The Witch’s commitment to unrelenting, ambient dread helps it evoke the mindspace of its Puritan characters. Rarely have I seen rendered so powerfully the paranoia and terror of Calvinism, which holds that a small number of “saints” are marked out for Heaven, everyone else is condemned to burn, and mortals have no way to distinguish the first group from the second. In this vision, humans are born sinners; even the elect find salvation only by the unbidden grace of God’s forgiveness. The woods, the animals, and especially the women, their flowering flesh and the earthy promise of their sex, are fallen—Satanic, even. “We will conquer this wilderness,” swears William. “It will not consume us.” But he knows they’ve already been consumed.

In his piece on Cinemascore, Tobias suggested that “not having the courtesy to end on a happy note” would doom a movie seeking broad appeal. The rules for “happily ever after” in horror may look slightly different, but Eggers’ final scene still achieves mind-blowing gonzo-ness. (On Twitter, debate about the ending abounds.) Elder daughter Thomasin, having butchered her mother in self-defense, is the family’s lone survivor. Naked and covered in blood, she seeks out the goat Black Phillip, who invites her to live—the word is stunning after 90 minutes of deprivation and atrocity—“deliciously.” And so our pure-but-luscious heroine, bereft of everything, walks into the wood until she reaches a bonfire around which monstrous female figures are writhing and shouting. They look bloody, disgusting—and yet Thomasin smiles. She begins to levitate, losing herself to orgiastic rapture. The last shot is a close-up of her transfigured face.

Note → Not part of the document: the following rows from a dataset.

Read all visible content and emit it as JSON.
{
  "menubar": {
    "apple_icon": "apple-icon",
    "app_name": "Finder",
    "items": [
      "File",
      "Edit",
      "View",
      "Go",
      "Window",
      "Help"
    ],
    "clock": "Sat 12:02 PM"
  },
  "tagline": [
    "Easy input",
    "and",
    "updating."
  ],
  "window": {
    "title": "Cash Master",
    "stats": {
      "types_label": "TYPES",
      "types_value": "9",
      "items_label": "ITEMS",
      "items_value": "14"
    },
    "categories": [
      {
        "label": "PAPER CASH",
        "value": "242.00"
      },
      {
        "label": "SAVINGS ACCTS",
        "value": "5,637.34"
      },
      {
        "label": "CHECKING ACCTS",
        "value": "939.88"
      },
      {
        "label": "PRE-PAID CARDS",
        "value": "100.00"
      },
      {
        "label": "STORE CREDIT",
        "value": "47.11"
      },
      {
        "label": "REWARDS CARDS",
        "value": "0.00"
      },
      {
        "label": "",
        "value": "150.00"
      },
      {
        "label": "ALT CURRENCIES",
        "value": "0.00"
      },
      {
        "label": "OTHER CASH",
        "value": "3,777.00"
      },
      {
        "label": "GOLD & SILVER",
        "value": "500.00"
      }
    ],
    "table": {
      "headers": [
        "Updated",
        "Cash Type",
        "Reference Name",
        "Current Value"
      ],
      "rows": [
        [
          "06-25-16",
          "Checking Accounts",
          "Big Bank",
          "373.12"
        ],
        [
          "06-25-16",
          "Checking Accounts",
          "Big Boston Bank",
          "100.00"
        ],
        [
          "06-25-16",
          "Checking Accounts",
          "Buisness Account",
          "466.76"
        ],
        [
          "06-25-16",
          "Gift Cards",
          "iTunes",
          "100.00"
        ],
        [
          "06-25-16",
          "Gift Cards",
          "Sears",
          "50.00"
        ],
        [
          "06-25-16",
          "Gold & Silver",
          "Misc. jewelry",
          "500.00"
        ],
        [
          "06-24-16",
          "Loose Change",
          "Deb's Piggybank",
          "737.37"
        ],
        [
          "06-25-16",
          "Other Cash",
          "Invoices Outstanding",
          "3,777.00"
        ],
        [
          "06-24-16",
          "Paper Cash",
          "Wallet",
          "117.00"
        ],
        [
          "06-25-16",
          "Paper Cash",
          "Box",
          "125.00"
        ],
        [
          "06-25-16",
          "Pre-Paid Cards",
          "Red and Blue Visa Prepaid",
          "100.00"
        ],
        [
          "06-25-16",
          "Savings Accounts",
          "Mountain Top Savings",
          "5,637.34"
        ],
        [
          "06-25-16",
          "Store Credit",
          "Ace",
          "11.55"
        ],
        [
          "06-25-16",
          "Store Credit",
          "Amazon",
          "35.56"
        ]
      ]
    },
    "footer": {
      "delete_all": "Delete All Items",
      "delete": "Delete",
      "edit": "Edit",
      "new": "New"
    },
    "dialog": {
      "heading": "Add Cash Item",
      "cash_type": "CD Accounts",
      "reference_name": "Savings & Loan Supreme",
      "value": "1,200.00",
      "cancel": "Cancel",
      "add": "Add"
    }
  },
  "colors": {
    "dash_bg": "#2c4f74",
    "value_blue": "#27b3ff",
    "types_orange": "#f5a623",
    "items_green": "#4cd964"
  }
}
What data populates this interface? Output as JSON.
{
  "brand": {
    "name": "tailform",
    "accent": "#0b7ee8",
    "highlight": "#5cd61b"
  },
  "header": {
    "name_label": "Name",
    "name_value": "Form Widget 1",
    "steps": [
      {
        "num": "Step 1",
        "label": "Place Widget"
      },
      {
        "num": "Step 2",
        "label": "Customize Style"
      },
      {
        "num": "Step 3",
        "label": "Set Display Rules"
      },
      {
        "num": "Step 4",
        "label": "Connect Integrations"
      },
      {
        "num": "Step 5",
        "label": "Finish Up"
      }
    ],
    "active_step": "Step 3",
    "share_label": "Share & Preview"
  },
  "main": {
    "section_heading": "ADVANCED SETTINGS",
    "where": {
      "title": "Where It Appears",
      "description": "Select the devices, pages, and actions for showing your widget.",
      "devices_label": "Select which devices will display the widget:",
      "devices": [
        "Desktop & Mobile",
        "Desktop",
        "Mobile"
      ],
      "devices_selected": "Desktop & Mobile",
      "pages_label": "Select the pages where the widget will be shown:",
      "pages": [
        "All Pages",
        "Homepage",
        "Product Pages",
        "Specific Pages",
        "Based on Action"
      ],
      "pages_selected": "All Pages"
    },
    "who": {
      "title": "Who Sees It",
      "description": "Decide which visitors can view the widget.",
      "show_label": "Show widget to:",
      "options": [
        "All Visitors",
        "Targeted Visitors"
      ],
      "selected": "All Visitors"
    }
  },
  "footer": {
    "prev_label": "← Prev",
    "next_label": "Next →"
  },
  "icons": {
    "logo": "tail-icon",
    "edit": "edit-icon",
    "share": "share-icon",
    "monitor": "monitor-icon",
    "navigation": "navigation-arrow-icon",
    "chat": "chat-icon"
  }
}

Wait, what? Normally, the fall of the main character in the final scene of a horror movie would be a director’s gloomy or gleeful surrender to evil. But The Witch presents Thomasin’s conversion as a victory for her: Embracing Satan allows her to escape from the physical hardship, moral hypocrisy, and gendered violence that’s tortured her thus far. (Given how few people in the Calvinist universe actually belong to the divine elect, hedging your bets by becoming a cursed, uberpowerful immortal is just good sense.) I can’t overstate just how shocking this moment feels, when you realize that the movie has up until now perpetrated a fundamental deception about its own point of view. All along, Eggers has stood on the Devil’s side; the triumph of the forces he’s trained us to dread and fear actually constitutes a happy ending. This hugely daring reversal could read as a middle finger to viewers, who’ve spent the past hour and change sympathizing with the pilgrims and rooting against the dark hosts. But don’t have such a limiting, orthodox view of what a horror movie ought to accomplish! Let the film’s ending serve as a reminder—as a certain goat might say—how delicious heresy can be.